Dessert consisted of a ‘Caramel Chocolate and Peanut Parfait’ which was another knock out. I would have liked to have a little something on the side of the dish as it looked quite boring and empty when brought out to the table.
Being a fine dining restaurant, I would have expected the service to be slightly better than what we had received. Although the host was friendly and attentive, the waitress who took our orders seemed to be on the ruder side and unfriendly. She didn’t really seem to make an effort or to work on a personal level and rushed us while ordering.
The space is dim with a very intimate feel to it. With a beautiful entrance area the dark hardwood floors lead you into the main dining space. The seating is quite comfortable with dark wooden tables and authentic crockery on the tables. While walking through the space, the ceiling lighting is very dim, however once seated, there is a small hanging light that shines just over your table.
This laid back space has quite the character and definitely lives up to the South Bank lifestyle. The space is quite versatile to be enjoyed from a casual dinner with friends to an intimate dinner for two.

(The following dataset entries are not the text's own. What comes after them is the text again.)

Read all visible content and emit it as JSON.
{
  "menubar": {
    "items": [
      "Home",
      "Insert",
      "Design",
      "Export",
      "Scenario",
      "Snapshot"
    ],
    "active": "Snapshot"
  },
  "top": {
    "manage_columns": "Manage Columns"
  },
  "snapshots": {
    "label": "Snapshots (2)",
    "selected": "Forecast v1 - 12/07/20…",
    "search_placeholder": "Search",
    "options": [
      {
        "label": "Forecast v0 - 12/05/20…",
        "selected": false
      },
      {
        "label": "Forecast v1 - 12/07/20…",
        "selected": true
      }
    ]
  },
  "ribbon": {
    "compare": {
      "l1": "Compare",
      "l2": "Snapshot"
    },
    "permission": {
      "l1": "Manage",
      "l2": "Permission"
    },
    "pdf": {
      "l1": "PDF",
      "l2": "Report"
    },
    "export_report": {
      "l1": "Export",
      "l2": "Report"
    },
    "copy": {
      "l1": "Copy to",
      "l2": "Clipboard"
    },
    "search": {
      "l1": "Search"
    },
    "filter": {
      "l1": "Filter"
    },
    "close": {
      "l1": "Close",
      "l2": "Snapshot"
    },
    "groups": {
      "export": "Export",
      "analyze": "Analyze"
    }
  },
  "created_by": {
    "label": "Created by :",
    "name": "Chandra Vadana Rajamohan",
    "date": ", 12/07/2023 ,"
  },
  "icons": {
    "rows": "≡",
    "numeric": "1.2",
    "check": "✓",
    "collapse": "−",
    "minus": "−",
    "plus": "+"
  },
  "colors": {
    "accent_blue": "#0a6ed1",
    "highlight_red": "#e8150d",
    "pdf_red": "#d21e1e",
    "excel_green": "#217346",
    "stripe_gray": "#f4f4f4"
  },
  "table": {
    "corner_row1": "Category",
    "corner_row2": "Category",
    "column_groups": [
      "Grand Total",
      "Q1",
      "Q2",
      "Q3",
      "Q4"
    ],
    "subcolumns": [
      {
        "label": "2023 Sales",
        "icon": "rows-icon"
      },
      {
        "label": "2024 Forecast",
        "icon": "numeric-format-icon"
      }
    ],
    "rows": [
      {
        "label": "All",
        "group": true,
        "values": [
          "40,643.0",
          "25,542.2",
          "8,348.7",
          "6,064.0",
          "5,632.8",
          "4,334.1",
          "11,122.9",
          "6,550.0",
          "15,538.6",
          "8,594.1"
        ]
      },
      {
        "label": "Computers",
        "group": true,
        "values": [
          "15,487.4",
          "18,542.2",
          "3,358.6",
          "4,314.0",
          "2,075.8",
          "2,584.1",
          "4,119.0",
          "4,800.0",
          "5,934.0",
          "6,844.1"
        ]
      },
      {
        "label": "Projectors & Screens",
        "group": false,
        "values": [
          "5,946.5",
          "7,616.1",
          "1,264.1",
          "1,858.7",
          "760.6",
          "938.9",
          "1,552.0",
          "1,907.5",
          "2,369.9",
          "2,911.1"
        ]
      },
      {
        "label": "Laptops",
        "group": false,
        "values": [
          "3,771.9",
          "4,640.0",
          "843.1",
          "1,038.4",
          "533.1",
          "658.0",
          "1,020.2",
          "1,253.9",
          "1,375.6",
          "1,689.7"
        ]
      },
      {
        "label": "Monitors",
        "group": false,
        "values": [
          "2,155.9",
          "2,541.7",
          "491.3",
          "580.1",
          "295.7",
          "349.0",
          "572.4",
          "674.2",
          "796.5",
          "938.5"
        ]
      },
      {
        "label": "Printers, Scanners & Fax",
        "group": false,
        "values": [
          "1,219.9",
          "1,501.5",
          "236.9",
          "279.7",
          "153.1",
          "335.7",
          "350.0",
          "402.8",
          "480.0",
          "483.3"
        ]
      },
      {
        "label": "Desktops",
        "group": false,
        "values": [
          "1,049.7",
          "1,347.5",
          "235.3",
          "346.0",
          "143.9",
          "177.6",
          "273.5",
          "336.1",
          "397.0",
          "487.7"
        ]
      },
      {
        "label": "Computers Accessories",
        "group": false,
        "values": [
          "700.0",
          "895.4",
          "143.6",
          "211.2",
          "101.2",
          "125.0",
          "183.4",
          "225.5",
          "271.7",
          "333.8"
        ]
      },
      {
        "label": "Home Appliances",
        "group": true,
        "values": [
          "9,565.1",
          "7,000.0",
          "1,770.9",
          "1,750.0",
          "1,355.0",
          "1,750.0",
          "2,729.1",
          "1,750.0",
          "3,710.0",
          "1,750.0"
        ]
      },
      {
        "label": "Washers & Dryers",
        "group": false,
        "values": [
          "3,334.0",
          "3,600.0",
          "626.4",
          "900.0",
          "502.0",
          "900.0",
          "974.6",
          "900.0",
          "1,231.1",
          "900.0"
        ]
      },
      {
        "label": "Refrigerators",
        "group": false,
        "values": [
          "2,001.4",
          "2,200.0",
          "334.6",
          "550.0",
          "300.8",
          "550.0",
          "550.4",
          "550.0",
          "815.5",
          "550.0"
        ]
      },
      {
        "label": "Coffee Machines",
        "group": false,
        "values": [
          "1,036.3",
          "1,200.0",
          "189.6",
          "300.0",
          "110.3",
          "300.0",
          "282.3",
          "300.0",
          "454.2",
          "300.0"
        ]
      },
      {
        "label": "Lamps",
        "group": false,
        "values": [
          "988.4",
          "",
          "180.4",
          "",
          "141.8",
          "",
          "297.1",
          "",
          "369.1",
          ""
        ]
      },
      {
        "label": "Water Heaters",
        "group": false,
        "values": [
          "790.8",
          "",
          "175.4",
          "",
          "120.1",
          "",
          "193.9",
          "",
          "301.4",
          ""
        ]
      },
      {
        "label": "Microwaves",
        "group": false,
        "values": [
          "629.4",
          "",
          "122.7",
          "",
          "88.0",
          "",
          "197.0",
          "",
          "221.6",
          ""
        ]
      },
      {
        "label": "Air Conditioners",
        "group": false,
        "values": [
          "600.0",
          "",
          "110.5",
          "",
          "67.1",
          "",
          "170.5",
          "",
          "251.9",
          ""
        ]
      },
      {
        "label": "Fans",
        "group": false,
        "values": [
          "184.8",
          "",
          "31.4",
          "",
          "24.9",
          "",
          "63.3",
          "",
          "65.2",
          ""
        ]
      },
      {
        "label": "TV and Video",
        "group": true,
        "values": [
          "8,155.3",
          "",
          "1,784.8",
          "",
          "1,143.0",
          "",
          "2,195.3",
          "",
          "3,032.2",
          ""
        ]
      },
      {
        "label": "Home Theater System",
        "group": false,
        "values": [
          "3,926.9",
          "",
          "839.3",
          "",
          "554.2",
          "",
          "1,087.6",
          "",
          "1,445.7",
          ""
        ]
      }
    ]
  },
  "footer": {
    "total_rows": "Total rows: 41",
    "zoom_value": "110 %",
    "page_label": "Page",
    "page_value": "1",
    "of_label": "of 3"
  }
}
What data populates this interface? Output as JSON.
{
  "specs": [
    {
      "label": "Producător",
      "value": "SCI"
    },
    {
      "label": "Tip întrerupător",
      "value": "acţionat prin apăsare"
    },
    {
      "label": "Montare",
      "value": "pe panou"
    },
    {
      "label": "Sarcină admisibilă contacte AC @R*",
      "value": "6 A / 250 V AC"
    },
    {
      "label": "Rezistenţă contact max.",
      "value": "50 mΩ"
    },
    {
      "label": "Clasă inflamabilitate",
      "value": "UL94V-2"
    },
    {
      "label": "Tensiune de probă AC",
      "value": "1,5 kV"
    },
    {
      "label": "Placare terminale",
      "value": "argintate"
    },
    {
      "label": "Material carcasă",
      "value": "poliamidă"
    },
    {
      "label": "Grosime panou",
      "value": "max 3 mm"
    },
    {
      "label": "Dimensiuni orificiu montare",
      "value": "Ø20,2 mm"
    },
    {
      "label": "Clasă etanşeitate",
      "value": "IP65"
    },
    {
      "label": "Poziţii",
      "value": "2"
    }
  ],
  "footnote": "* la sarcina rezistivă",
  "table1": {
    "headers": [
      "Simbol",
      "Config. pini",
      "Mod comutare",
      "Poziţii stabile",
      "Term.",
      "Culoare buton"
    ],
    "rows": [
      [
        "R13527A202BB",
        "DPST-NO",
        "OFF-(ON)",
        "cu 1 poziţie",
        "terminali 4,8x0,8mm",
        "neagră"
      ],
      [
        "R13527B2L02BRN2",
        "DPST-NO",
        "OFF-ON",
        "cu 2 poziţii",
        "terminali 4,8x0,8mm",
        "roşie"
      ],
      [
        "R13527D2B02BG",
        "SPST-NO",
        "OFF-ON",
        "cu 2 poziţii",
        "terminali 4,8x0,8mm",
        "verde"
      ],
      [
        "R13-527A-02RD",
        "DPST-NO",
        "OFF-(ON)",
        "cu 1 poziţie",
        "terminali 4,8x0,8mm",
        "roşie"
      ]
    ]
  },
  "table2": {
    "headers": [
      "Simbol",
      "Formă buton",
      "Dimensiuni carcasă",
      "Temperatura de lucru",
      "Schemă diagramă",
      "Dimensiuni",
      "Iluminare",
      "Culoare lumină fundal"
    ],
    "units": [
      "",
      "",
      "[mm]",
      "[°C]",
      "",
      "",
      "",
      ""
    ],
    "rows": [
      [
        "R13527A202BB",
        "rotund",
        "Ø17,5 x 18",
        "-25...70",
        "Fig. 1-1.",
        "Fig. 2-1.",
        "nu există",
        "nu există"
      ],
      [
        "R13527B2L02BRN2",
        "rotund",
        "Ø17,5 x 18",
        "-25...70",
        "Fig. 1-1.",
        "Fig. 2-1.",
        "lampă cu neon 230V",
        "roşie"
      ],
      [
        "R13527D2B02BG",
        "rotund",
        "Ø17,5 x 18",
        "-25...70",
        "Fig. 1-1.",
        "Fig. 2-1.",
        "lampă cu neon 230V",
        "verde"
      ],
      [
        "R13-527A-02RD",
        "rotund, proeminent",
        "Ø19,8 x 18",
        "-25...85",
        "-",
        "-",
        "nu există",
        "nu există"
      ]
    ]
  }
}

Overall, the space is fantastic with an intimate, relaxed atmosphere, the service is a bit scattered, and the food is sensational. Although Neil Perry does know how to take this beautiful cuisine to the next level, it did lack the heat and spice that they are known for.
I’d love to head back here for Yum Cha so that I can try a few more dishes and search for that perfect fiery dish that I missed out on this time around.